Ele soltou um suspiro, já que estaria ariscando seu coro, não deixaria de tirar alguma vantagem da situação e até já sabia o que iria pedir. “Coloque o corpo no chão, mas lembre-se: você me deve uma e deixou bem claro que não importa o que seja”.
Sebastian apenas assentiu depositando o conde no chão e se afastou, o shinigami ligou o motosserra e o som estridente que até pouco tempo lhe parecia insuportável, agora era seu balsamo. Não importava o que fosse, ele estaria disposto a pagar o valor pela reencarnação de seu mestre.
Grell se aproximou e sem hesitação fincou a deathscythe, o demônio cerrou os punhos e fechou os olhos por um momento, aquilo era doloroso de se ver. Logo o filme da vida começou a rodar serenamente e tanto shinigami quanto demônio presenciaram tudo que realmente se passou no coração do jovem.
Todas as lembranças de Ciel eram reveladas, sua infância feliz, os momentos com seus pais, as brincadeiras com Lizzy e seu cachorro Sebastian, o incêndio, a ajuda de Tanaka, o sequestro, as torturas, o pacto, os primeiros dias, meses e anos depois deste, a descoberta dos verdadeiros sentimentos...
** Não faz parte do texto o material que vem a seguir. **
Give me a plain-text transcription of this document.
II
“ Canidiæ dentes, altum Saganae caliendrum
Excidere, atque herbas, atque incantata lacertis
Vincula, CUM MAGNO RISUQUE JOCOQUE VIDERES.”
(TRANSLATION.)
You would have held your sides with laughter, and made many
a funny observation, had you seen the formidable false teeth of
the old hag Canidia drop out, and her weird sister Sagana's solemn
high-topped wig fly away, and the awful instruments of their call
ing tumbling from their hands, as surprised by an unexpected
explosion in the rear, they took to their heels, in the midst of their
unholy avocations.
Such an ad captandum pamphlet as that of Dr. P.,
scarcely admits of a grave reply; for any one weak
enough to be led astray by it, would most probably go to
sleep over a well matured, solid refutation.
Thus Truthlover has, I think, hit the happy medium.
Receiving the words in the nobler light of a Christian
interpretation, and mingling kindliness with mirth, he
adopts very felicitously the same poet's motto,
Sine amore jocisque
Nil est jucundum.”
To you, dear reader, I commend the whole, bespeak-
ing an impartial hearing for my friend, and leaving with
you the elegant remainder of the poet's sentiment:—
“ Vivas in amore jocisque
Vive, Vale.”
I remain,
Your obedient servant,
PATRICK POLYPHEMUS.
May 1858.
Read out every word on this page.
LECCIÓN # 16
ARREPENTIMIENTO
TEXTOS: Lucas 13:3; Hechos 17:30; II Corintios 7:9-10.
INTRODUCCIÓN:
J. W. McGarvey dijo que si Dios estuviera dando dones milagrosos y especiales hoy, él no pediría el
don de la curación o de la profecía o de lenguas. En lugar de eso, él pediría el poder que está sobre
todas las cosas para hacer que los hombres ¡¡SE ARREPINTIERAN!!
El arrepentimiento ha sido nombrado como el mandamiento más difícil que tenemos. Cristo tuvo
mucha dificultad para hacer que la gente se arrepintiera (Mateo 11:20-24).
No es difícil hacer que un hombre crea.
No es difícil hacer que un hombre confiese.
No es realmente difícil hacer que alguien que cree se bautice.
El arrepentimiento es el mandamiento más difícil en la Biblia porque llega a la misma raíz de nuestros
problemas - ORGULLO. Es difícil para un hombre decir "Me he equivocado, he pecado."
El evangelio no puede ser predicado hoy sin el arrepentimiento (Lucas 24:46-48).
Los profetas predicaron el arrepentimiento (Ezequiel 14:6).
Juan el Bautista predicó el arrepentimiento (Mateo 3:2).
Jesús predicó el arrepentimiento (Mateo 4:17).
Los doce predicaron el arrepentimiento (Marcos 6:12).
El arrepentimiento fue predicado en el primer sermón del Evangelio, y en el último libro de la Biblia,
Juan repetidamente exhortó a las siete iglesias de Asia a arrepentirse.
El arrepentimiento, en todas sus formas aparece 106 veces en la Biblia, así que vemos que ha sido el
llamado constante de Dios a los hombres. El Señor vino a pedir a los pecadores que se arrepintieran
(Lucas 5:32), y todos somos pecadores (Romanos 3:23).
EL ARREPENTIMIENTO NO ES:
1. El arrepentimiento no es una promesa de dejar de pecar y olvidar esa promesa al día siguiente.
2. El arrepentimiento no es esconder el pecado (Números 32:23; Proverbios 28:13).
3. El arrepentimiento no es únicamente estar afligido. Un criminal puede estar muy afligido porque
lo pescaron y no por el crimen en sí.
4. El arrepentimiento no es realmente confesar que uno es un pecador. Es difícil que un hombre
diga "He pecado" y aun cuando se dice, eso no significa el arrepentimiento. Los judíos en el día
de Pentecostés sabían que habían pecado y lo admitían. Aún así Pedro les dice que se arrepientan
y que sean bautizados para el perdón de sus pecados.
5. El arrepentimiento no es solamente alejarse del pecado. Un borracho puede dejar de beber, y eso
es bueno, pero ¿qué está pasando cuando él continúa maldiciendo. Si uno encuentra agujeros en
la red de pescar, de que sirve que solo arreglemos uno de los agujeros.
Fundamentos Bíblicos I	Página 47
“Eu tentei ao máximo não me afetar por suas provocações, não que tivesse com ciúmes, longe disso, eu: O conde Phantomhive, o cão de guarda da rainha, não me rebaixaria a tanto por causa de um simples mordomo. Um demônio.”
“Aquele olhar me deu um pouco de medo, era diferente dos que já tinha presenciado, mas mesmo assim não me deixei intimidar. E em um piscar de olhos, quando dei por mim, Sebastian havia tomado meus lábios, me deixando em choque e sem forças para reagir.”
“- Eu nunca deixarei que nada de mal lhe aconteça. Por que... Eu amo você, bocchan.
Eu senti meu corpo congelar, não estava acreditando no que tinha acabado de ouvir: um demônio dizendo que me amava.”
“Eu me sentia extremamente envergonhado com as reações do meu corpo, nunca tinha sentido essas sensações avassaladoras e apesar da vergonha, eu não queria parar, estava queimando de desejo. EU DESEJAVA, SEBASTIAN! Não pensaria em mais nada e deixaria para medir as consequências depois, agora apenas me entregaria a esse momento de prazer.”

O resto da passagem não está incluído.